Герцог произнёс три здравицы: в честь короля франков, жениха и невесты и гостей. Все дружно поддержали его, а потом принялись за еду. Сначала стояла тишина, слышались лишь громкое чавканье, стук ножей о тарелки, потом начались разговоры, сначала вполголоса, а потом всё громче и громче.
— А славно Уто и Рерик проучили хвастливых и заносчивых тюрингийцев! — громко сказал кто-то из гостей, и все закивали в знак согласия, а потом подняли бокалы, выкрикивая:
— За нашу победу!
— За союз саксов и бодричей!
— Чтобы мир и согласие царили на нашей земле!
В середине стола сидели Уто и Ильва, рядом с ней восседал отец, по правую руку от Уто — Рерик. Уто, блестя от возбуждения синими глазами, обратился к Ильве:
— Знала бы ты, какой под этой скромной личиной моего друга скрывается неистощимый выдумщик на разные забавы и шалости!
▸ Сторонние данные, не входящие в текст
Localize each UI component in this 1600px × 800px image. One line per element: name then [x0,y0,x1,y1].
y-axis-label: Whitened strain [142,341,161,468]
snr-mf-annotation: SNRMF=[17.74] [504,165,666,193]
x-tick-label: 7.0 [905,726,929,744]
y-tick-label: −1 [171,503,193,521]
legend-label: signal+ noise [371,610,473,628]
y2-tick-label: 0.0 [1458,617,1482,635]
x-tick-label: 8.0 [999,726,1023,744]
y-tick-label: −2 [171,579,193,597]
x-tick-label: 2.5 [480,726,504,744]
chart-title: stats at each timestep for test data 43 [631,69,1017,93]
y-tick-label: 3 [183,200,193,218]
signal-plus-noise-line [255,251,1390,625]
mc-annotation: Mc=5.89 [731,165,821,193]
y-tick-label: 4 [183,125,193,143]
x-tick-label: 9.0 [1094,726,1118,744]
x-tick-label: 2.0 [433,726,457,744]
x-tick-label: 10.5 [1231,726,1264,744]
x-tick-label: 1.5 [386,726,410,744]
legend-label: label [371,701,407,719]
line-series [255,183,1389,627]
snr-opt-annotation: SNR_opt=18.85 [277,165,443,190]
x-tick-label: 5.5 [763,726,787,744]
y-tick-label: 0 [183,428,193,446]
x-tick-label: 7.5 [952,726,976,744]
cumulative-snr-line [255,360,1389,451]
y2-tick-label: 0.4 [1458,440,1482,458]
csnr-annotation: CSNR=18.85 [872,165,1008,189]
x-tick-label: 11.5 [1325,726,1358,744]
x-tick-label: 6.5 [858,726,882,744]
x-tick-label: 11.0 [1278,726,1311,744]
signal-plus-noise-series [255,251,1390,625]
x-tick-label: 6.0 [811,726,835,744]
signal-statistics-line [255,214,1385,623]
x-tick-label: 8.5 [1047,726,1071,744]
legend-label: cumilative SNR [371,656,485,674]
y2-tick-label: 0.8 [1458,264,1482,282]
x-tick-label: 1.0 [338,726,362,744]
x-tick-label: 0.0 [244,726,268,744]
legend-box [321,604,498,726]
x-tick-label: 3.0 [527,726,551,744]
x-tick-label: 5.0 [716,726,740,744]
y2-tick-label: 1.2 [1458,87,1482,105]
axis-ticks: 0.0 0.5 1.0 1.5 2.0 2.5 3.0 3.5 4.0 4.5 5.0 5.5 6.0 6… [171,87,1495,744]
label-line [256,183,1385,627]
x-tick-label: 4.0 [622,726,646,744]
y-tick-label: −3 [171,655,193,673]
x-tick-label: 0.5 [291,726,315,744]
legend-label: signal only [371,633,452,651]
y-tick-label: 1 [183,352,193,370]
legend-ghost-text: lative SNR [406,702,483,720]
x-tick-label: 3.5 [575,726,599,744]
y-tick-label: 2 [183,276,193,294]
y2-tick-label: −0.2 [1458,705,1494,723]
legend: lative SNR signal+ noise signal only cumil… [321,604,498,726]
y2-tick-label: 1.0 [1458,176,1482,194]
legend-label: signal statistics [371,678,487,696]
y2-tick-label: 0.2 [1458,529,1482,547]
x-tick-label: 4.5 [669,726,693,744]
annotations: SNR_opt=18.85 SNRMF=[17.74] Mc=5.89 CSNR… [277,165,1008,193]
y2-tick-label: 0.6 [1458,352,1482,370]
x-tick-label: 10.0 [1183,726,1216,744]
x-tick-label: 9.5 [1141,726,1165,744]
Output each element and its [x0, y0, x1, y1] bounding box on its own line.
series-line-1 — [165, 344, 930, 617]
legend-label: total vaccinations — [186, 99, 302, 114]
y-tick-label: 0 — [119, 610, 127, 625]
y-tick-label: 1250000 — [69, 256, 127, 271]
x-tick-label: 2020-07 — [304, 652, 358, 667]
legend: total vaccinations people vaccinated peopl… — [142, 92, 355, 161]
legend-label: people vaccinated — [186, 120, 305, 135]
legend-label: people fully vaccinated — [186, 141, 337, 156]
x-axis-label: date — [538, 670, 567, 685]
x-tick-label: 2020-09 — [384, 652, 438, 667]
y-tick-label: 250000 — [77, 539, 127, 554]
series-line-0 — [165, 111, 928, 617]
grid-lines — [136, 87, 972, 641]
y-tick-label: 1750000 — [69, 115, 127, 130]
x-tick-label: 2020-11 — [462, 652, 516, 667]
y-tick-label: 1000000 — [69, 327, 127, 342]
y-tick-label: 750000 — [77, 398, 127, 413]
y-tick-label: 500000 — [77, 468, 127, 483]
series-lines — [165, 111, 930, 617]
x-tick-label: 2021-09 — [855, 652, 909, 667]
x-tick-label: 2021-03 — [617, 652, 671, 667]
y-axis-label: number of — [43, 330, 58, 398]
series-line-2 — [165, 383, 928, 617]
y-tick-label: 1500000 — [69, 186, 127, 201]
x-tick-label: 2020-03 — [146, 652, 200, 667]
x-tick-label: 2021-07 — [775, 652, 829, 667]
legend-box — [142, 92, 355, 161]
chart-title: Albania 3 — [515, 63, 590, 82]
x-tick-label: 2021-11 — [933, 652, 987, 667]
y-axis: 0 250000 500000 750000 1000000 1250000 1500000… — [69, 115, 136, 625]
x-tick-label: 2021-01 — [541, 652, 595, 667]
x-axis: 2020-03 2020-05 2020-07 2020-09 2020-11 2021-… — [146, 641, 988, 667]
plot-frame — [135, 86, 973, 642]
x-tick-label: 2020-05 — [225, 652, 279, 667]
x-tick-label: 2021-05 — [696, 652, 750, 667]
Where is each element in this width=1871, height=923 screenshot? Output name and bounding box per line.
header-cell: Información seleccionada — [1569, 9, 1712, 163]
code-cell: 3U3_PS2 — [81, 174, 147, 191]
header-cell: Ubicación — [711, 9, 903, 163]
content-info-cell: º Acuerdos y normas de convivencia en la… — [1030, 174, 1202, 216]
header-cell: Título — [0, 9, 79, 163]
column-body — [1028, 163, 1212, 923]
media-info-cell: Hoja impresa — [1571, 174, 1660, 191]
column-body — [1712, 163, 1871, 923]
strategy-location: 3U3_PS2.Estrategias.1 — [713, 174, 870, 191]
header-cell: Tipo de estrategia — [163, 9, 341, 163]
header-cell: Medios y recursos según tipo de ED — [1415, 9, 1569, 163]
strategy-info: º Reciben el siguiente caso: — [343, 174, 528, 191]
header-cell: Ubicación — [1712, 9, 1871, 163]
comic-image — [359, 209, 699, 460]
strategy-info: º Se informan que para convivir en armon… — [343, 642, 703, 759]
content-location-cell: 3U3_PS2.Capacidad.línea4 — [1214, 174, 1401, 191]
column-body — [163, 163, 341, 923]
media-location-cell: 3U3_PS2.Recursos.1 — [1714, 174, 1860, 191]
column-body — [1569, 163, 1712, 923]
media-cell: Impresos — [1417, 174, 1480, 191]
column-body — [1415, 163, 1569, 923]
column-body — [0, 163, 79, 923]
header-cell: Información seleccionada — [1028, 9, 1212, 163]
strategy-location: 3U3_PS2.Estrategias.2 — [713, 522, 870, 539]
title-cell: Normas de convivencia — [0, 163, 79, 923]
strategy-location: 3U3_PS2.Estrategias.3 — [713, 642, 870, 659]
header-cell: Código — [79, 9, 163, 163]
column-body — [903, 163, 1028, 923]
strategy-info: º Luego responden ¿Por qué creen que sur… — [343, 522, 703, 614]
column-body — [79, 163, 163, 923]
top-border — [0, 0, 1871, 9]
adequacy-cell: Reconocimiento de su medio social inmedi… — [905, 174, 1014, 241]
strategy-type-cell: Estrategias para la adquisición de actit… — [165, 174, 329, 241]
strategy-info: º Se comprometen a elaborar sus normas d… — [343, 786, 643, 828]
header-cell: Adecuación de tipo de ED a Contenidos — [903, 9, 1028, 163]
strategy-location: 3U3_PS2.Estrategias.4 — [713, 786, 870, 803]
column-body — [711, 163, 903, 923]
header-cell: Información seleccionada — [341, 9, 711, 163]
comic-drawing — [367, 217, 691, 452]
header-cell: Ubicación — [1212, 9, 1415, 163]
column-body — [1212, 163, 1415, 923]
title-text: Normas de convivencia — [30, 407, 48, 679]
В каких только переделках с ним не бывали в своё время!
Ильва склонилась над столом и взглянула на Рерика, и он отметил про себя, что сейчас она выглядела намного красивее, чем ему показалась в первый раз; восхитительны были её глаза, большие, наполненные волнением и восторгом, довольно приятен небольшой с горбинкой носик, аккуратный рот. Впрочем, отметил он про себя, все невесты во время свадьбы бывают восхитительными, как каждый цветок в период своего наивысшего цветения. И тут же с удивлением заметил в её глазах что-то диковатое и норовистое.
— Неужели вы росли такими озорниками? — спросила она низким грудным голосом и, не дожидаясь ответа, сказала Уто: — Угощай своего друга, а то у него в блюдах еда нетронутой стоит.
— Да-да, — заторопился Уто, но она уже не слушала его, повернулась к отцу и стала что-то говорить ему.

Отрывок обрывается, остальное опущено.